Description
At the moment the compiler will always eagerly deduplicate read-edges in CurrentDepGraph::read_index
. In order to be able to do this the compiler has to allocate a HashSet
for each task. My suspicion is that there is not much duplication to begin with and that there's potential for optimization here:
- If there is not much duplication to begin with we could skip deduplication entirely for non-anonymous nodes. There should be no semantic difference and a slight performance hit only for actually duplicated nodes.
- If deduplication seems like a good idea, doing so during serialization instead of immediately has a few potential benefits:
- Dep-graph serialization happens while LLVM is running in parallel, so more often than not any work done there might not add to the actual compile-time.
- When compilation exits early with an error, we don't save the dep-graph at all and the work for deduplication has been wasted. If compilation already reached dep-graph serialization, the chances are high that it will succeed.
- When we already have the whole dep-graph we can implement deduplication more efficiently because we know when we don't even have to allocate a hash set at all or, if we have to, we know which capacity will suffice.

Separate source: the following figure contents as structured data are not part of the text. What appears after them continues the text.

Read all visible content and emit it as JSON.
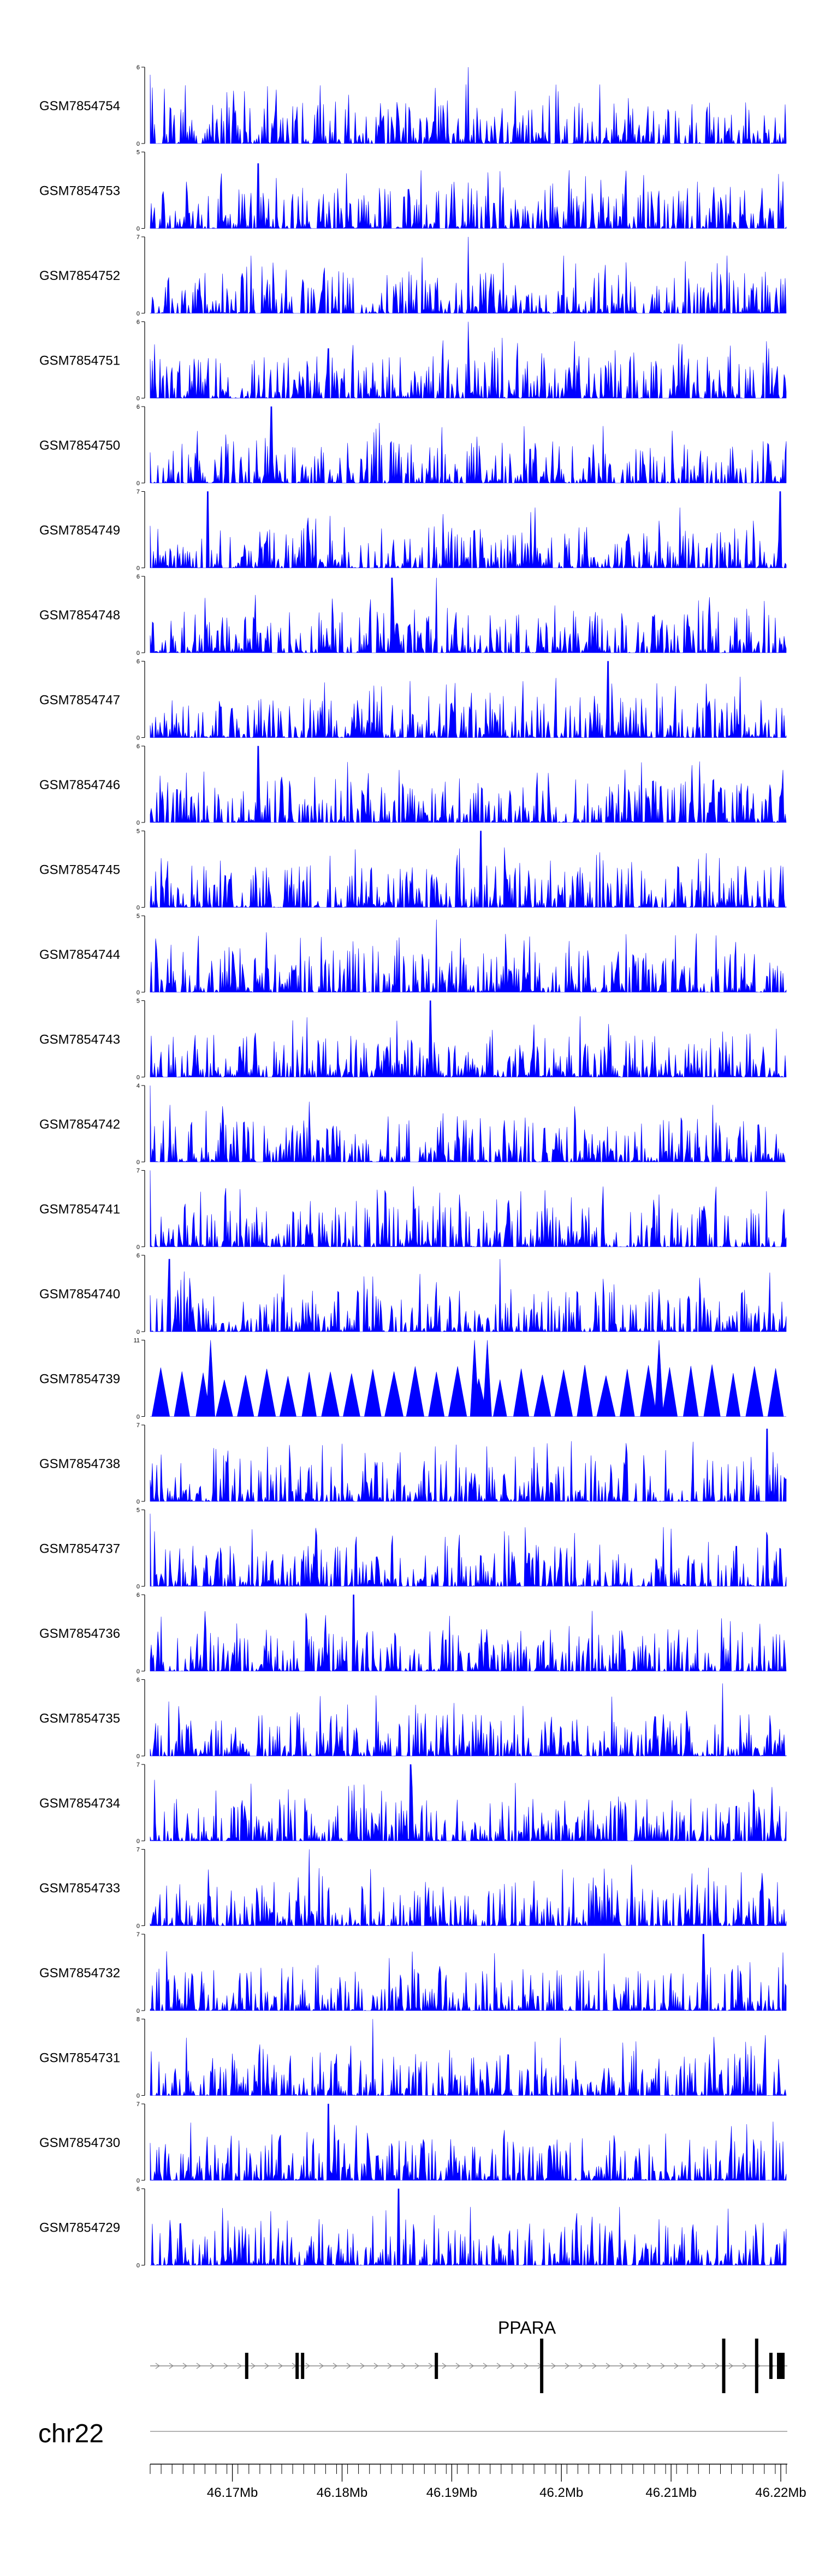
{
  "chart_data": {
    "type": "area",
    "title": "",
    "color": "#0000ff",
    "tracks": [
      {
        "name": "GSM7854754",
        "ymax": 6,
        "seed": 11,
        "peaks": [
          [
            0.0,
            0.9
          ],
          [
            0.5,
            1.0
          ]
        ]
      },
      {
        "name": "GSM7854753",
        "ymax": 5,
        "seed": 12,
        "peaks": [
          [
            0.17,
            0.85
          ],
          [
            0.5,
            0.6
          ]
        ]
      },
      {
        "name": "GSM7854752",
        "ymax": 7,
        "seed": 13,
        "peaks": [
          [
            0.5,
            1.0
          ]
        ]
      },
      {
        "name": "GSM7854751",
        "ymax": 6,
        "seed": 14,
        "peaks": [
          [
            0.5,
            1.0
          ],
          [
            0.28,
            0.65
          ]
        ]
      },
      {
        "name": "GSM7854750",
        "ymax": 6,
        "seed": 15,
        "peaks": [
          [
            0.19,
            1.0
          ]
        ]
      },
      {
        "name": "GSM7854749",
        "ymax": 7,
        "seed": 16,
        "peaks": [
          [
            0.09,
            1.0
          ],
          [
            0.99,
            1.0
          ]
        ]
      },
      {
        "name": "GSM7854748",
        "ymax": 6,
        "seed": 17,
        "peaks": [
          [
            0.45,
            0.98
          ],
          [
            0.38,
            0.98
          ]
        ]
      },
      {
        "name": "GSM7854747",
        "ymax": 6,
        "seed": 18,
        "peaks": [
          [
            0.72,
            1.0
          ]
        ]
      },
      {
        "name": "GSM7854746",
        "ymax": 6,
        "seed": 19,
        "peaks": [
          [
            0.17,
            1.0
          ]
        ]
      },
      {
        "name": "GSM7854745",
        "ymax": 5,
        "seed": 20,
        "peaks": [
          [
            0.52,
            1.0
          ]
        ]
      },
      {
        "name": "GSM7854744",
        "ymax": 5,
        "seed": 21,
        "peaks": [
          [
            0.45,
            0.95
          ]
        ]
      },
      {
        "name": "GSM7854743",
        "ymax": 5,
        "seed": 22,
        "peaks": [
          [
            0.44,
            1.0
          ]
        ]
      },
      {
        "name": "GSM7854742",
        "ymax": 4,
        "seed": 23,
        "peaks": [
          [
            0.0,
            1.0
          ]
        ]
      },
      {
        "name": "GSM7854741",
        "ymax": 7,
        "seed": 24,
        "peaks": [
          [
            0.0,
            1.0
          ]
        ]
      },
      {
        "name": "GSM7854740",
        "ymax": 6,
        "seed": 25,
        "peaks": [
          [
            0.03,
            0.95
          ],
          [
            0.55,
            0.95
          ]
        ]
      },
      {
        "name": "GSM7854739",
        "ymax": 11,
        "seed": 26,
        "peaks": [],
        "sparse": true
      },
      {
        "name": "GSM7854738",
        "ymax": 7,
        "seed": 27,
        "peaks": [
          [
            0.97,
            0.95
          ]
        ]
      },
      {
        "name": "GSM7854737",
        "ymax": 5,
        "seed": 28,
        "peaks": [
          [
            0.0,
            0.95
          ]
        ]
      },
      {
        "name": "GSM7854736",
        "ymax": 6,
        "seed": 29,
        "peaks": [
          [
            0.32,
            1.0
          ]
        ]
      },
      {
        "name": "GSM7854735",
        "ymax": 6,
        "seed": 30,
        "peaks": [
          [
            0.9,
            0.95
          ]
        ]
      },
      {
        "name": "GSM7854734",
        "ymax": 7,
        "seed": 31,
        "peaks": [
          [
            0.41,
            1.0
          ]
        ]
      },
      {
        "name": "GSM7854733",
        "ymax": 7,
        "seed": 32,
        "peaks": [
          [
            0.25,
            1.0
          ]
        ]
      },
      {
        "name": "GSM7854732",
        "ymax": 7,
        "seed": 33,
        "peaks": [
          [
            0.87,
            1.0
          ]
        ]
      },
      {
        "name": "GSM7854731",
        "ymax": 8,
        "seed": 34,
        "peaks": [
          [
            0.35,
            1.0
          ]
        ]
      },
      {
        "name": "GSM7854730",
        "ymax": 7,
        "seed": 35,
        "peaks": [
          [
            0.28,
            1.0
          ]
        ]
      },
      {
        "name": "GSM7854729",
        "ymax": 6,
        "seed": 36,
        "peaks": [
          [
            0.39,
            1.0
          ]
        ]
      }
    ],
    "gene": {
      "name": "PPARA",
      "exons_mb": [
        46.1713,
        46.1759,
        46.1764,
        46.1886,
        46.1982,
        46.2148,
        46.2178,
        46.2191,
        46.22
      ],
      "strand": "+"
    },
    "chromosome": "chr22",
    "xrange_mb": [
      46.1625,
      46.2205
    ],
    "axis_ticks_mb": [
      46.17,
      46.18,
      46.19,
      46.2,
      46.21,
      46.22
    ],
    "axis_tick_labels": [
      "46.17Mb",
      "46.18Mb",
      "46.19Mb",
      "46.2Mb",
      "46.21Mb",
      "46.22Mb"
    ]
  }
}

So the first step would be to collect some data on how much read-edge duplication there even is. This is most easily done by modifying the compiler to count duplicates (in librustc/dep_graph/graph.rs
) and print the number/percentage in -Zincremental-info
. This modified compiler can then be used to compile a number of crates to get an idea what's going on.
If duplication is low (e.g. less than 2% of reads got filtered out), then we could just remove de-duplication and test the effect with a try-build. Otherwise, we can move deduplication to DepGraph::serialize()
and measure the performance impact of that.